Un nouveau rapport de l'Organisation pour la science et la technologie de l'OTAN (STO) examine le rôle du contrôle humain dans les systèmes militaires d'intelligence artificielle. La publication souligne l'importance d'équilibrer le jugement humain avec l'autonomie et présente un modèle permettant de comprendre comment les méthodes de contrôle interagissent.
Le rapport affirme que l'intelligence artificielle peut apporter des avantages sur le champ de bataille en accélérant la prise de décision et en analysant rapidement de grandes quantités de données pour une précision et une couverture accrues. Toutefois, à mesure que les systèmes deviennent plus autonomes, la nécessité de maintenir un contrôle humain efficace et une supervision adéquate s'intensifie.
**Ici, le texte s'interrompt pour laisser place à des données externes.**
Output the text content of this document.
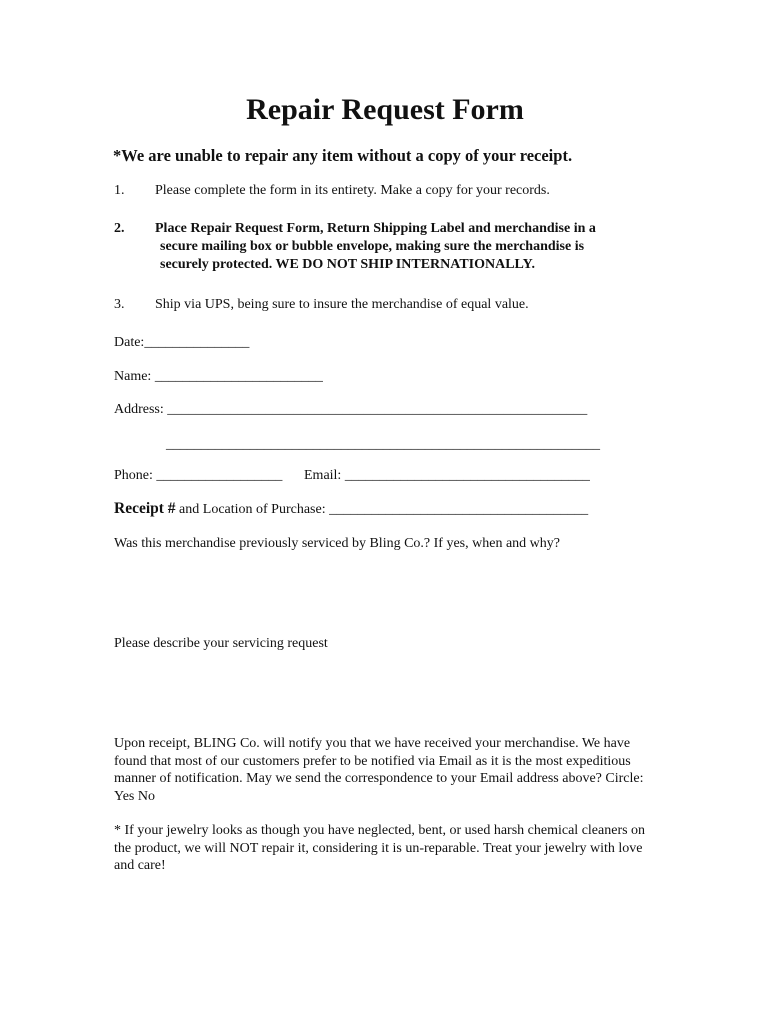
Repair Request Form
*We are unable to repair any item without a copy of your receipt.
1. Please complete the form in its entirety. Make a copy for your records.
2. Place Repair Request Form, Return Shipping Label and merchandise in a
secure mailing box or bubble envelope, making sure the merchandise is
securely protected. WE DO NOT SHIP INTERNATIONALLY.
3. Ship via UPS, being sure to insure the merchandise of equal value.
Date:_______________
Name: ________________________
Address: ____________________________________________________________
______________________________________________________________
Phone: __________________ Email: ___________________________________
Receipt # and Location of Purchase: _____________________________________
Was this merchandise previously serviced by Bling Co.? If yes, when and why?
Please describe your servicing request
Upon receipt, BLING Co. will notify you that we have received your merchandise. We have found that most of our customers prefer to be notified via Email as it is the most expeditious manner of notification. May we send the correspondence to your Email address above? Circle: Yes No
* If your jewelry looks as though you have neglected, bent, or used harsh chemical cleaners on the product, we will NOT repair it, considering it is un-reparable. Treat your jewelry with love and care!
C'est ce qu'indique un communiqué de presse de l'OTAN résumant les conclusions du rapport.
Le rapport constate qu'il existe un large consensus sur la nécessité d'un « contrôle humain significatif » (Meaningful Human Control, MHC) sur les champs de bataille futurs, mais que les avis divergent quant à la signification concrète de ce concept en pratique.
Afin de clarifier ces questions, un groupe de chercheurs au sein de la STO a examiné la signification et les solutions potentielles pour les futurs systèmes basés sur l'IA. Le groupe, constitué au sein du panel sur les facteurs humains et la médecine (HFM), établit que le MHC ne doit pas être considéré comme une propriété simple. Il est décrit au contraire comme faisant partie d'un système sociotechnique complexe nécessitant des mesures à différentes phases du cycle de vie d'un système d'IA.
Le rapport identifie 17 méthodes potentielles pour garantir le contrôle. Celles-ci s'étendent des directives de conception aux indicateurs de conscience situationnelle et à la formation organisationnelle. Le groupe introduit également un « modèle holistique en nœud papillon » du MHC. Ce modèle combine des aspects au niveau individuel avec des niveaux systémiques, organisationnels et sociétaux afin de mieux comprendre comment les différentes méthodes s'articulent entre elles.
Les auteurs soulignent qu'il n'existe pas de solution universelle. Le rapport met en avant l'importance d'un processus de conception centré sur l'humain, dans lequel les différentes parties prenantes sont impliquées dès les premières phases du développement.
Le groupe de travail exprime l'espoir que les méthodes identifiées serviront de base à des recherches supplémentaires sur des solutions pratiques de contrôle humain tout au long de la durée de vie des systèmes.